Truly taking refuge in the Dhamma initiates us into a radically transformative process. It shifts and changes our view, our attitudes, our actions. It frees us to choose wholesome thoughts and skillful actions even in the most severe situations … like Maha Ghosanada, Viktor Frankl and Ted chose. Refuge in the Dhamma provides the means and opportunity to completely eradicate the unwholesome roots of greed, hatred and delusion. That is nibbana, freedom. That ends suffering completely.
And finally, we also take refuge in the Sangha. I think of many different pools of sangha to which we go for refuge. We take refuge in all those who have kept the teachings of the Buddha alive, who passed them on all the way to us, through oral and written means. We are so fortunate. At some point in the history, the teachings were not as widely available. But now we have many resources from many teachers, both living and no longer living.
We take refuge in our own local, individual sanghas. These are viharas where we meet noble friends, like-minded individuals on the path with us. We hear the teachings of the Buddha as many times as we need to hear them. We receive instruction and assistance in applying them to our own lives, our own practices. These are places to practice together, to support one another, to engage in noble conversation.
We take refuge in this large Buddhist community in the greater Colorado Springs area. Even within our different traditions, are the essential Buddhist teachings that bind us together and nourish and support us. And personally, I find a sense of refuge in knowing that, world-wide, at any given moment there are Buddhists practicing daily.
We are not alone in this endeavor. We have these communities to help us to understand, to live, and to fully awaken to what the Buddha taught and offered. He said, “I teach one thing, and one thing only. Suffering and the end of suffering.”
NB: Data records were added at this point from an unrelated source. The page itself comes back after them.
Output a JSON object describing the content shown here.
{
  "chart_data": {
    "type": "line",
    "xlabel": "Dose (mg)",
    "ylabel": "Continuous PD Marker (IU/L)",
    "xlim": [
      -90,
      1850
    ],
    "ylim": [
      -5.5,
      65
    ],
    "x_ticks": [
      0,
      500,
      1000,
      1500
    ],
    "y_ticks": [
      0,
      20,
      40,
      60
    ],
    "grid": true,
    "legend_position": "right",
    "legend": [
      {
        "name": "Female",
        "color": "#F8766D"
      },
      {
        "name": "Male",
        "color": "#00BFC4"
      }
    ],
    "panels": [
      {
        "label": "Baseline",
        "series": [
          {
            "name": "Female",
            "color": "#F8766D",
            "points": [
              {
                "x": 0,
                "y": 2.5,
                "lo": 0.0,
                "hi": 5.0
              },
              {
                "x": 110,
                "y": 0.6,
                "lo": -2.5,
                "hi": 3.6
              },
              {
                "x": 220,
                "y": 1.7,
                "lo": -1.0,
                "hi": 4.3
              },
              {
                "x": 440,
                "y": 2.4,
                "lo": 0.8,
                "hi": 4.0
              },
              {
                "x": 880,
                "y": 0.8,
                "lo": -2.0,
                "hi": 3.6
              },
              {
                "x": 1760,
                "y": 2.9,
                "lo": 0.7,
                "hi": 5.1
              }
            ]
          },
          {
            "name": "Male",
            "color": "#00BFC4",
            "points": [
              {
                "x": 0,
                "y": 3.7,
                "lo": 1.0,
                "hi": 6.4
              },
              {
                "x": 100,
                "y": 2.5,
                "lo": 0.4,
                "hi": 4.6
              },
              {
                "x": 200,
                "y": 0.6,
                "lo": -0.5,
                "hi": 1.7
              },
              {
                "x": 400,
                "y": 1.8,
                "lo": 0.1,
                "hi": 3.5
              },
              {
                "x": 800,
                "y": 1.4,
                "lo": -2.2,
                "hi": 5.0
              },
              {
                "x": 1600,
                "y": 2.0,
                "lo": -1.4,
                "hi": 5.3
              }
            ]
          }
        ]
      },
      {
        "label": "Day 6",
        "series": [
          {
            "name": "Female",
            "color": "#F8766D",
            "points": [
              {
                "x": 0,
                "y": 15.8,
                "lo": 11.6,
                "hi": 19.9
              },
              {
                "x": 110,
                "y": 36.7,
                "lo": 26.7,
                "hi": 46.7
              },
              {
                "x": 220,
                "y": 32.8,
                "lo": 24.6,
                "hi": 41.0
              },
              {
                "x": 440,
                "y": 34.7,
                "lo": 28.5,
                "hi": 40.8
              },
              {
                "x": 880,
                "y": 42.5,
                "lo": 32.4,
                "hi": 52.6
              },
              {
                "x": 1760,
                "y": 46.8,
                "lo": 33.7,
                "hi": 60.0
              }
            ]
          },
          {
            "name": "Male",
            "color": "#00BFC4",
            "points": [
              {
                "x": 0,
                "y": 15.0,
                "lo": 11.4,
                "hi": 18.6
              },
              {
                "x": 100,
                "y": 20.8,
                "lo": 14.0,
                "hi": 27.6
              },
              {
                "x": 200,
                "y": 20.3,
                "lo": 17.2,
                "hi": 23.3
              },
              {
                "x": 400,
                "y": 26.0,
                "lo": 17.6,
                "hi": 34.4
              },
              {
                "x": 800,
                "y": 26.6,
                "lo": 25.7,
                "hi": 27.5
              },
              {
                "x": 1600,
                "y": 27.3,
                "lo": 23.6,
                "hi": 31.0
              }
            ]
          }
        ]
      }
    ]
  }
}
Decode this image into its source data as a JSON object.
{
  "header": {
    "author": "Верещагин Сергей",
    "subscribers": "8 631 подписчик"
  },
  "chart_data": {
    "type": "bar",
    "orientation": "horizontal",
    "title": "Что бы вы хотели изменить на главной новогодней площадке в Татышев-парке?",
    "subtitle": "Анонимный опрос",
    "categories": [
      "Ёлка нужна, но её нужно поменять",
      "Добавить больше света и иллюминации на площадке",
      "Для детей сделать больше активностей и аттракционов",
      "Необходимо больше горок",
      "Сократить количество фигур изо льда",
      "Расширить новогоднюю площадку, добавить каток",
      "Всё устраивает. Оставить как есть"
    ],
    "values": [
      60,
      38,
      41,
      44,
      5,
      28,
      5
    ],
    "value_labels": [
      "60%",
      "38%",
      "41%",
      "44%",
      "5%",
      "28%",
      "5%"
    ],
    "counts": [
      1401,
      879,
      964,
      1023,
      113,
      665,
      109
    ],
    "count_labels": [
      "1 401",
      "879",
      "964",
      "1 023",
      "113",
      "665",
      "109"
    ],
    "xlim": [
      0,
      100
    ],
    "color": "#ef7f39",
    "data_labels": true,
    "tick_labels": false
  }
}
We at Rocky Mountain Insight take the Refuges and Precepts each month, on the meeting nearest the full moon. This is in keeping with the Asian tradition and keeps us connected to both the historical sangha and the worldwide sangha. But it actually can be helpful to take the refuges daily, like Ted does. Doing so keeps before us the sense of refuge as shelter and support for ourselves. It keeps us on the Path of eradicating the unwholesome roots, the poisons. Ultimately, taking refuge helps lead us to Wisdom and uncovering what is already present, Buddha nature within ourselves and in all that is.